Middle East Eye’s scoop about the West’s relationship with Haftar followed another expose from the website that reported the British Special Air Service (SAS) was fighting Isis in Libya, alongside Jordanian special forces.

More recently, Middle East Eye reported that leaked 2014 emails between the United Arab Emirates ambassador to the US and the then US national security adviser Susan Rice seem to “indicate that the United States knew about illegal arms shipments to rebels in Libya” from the UAE.

This transfer — which likely went to Haftar’s forces — would, of course, have contravened the UN arms embargo, established with the backing of the US and Britain in February 2011.

The West’s support for Haftar is dangerous for three reasons. First, the US and Britain are assisting a “warlord” (the Guardian’s description) whose forces have been accused of numerous war crimes by human rights groups.

Second, the West’s backing for the field marshal is undermining attempts at national reconciliation. “Support by Western special forces, particularly French, to General Haftar has made it more difficult to reach a compromise with him because he thinks he has important external backing and therefore does not need to compromise with the unity government,” Mattia Toaldo, a Libya specialist at the European Council on Foreign Relations, told the Middle East Eye.

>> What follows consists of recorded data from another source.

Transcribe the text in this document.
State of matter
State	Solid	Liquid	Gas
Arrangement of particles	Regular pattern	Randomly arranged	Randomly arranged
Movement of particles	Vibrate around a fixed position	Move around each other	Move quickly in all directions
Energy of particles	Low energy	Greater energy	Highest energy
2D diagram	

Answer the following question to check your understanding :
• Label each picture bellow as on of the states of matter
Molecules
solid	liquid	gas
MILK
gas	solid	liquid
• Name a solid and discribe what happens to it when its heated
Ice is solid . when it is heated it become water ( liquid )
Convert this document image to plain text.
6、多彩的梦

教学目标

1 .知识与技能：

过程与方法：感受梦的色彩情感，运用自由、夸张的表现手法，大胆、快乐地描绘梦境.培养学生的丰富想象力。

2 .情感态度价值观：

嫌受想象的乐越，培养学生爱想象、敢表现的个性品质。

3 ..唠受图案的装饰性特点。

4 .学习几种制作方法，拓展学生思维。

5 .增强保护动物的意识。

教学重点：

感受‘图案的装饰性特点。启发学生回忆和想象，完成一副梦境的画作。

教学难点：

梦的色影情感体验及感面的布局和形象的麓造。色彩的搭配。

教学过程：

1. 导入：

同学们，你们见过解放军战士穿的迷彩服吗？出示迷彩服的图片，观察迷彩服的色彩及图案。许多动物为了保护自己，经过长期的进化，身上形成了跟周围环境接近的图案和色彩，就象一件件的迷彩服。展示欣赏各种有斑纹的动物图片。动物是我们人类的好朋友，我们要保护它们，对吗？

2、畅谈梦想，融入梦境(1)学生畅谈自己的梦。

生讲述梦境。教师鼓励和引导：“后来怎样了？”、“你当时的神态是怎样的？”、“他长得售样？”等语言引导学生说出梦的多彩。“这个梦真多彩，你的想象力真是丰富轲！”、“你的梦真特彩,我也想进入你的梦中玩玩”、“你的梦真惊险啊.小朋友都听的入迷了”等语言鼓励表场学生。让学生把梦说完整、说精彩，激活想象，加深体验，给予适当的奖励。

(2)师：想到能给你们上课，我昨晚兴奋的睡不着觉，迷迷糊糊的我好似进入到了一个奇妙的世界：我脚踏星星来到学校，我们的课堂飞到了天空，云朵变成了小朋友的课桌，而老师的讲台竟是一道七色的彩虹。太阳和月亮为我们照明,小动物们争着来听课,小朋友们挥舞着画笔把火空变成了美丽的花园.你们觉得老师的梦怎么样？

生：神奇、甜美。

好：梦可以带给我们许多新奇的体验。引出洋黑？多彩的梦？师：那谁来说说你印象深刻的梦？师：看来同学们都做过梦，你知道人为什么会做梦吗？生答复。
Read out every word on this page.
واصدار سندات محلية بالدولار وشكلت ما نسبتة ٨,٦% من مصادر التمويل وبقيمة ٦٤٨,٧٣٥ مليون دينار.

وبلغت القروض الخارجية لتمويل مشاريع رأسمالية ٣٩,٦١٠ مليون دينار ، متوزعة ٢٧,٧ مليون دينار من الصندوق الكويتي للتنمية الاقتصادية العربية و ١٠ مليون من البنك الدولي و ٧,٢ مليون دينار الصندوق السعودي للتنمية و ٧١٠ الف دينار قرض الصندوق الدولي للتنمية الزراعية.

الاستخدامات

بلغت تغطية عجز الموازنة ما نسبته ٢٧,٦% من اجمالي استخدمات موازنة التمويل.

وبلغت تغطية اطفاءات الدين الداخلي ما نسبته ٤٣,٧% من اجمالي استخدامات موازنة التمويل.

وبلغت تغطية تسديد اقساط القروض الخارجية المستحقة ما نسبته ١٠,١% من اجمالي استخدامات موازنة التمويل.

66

Finally, supporting Haftar runs counter to the West’s professed support for the UN-backed government in Tripoli, the UN peace process and the UN arms embargo.

Frustratingly, the West’s shady dealings in Libya have gone largely unreported by the supposedly critical and fiercely independent British fourth estate.

Shamefully, one has to read the Middle East Eye and the US magazine The Atlantic to find out about the support Britain has given Haftar.

The British media has a similarly woeful record when it comes to Britain’s involvement in the Syrian war, with the New York Times, rather than a British newspaper, reporting in 2013 that British intelligence services had been working covertly with Saudi Arabia and the US to funnel arms to rebels.

“If people really knew the war would be stopped tomorrow. But of course they don’t know and can’t know.” This was prime minister David Lloyd George’s reaction after listening to an account of the fighting on the Western Front during the first world war.

What would be the British public’s reaction to its government’s covert interventions in Libya today? Unless British journalists start doing their jobs we may never find out.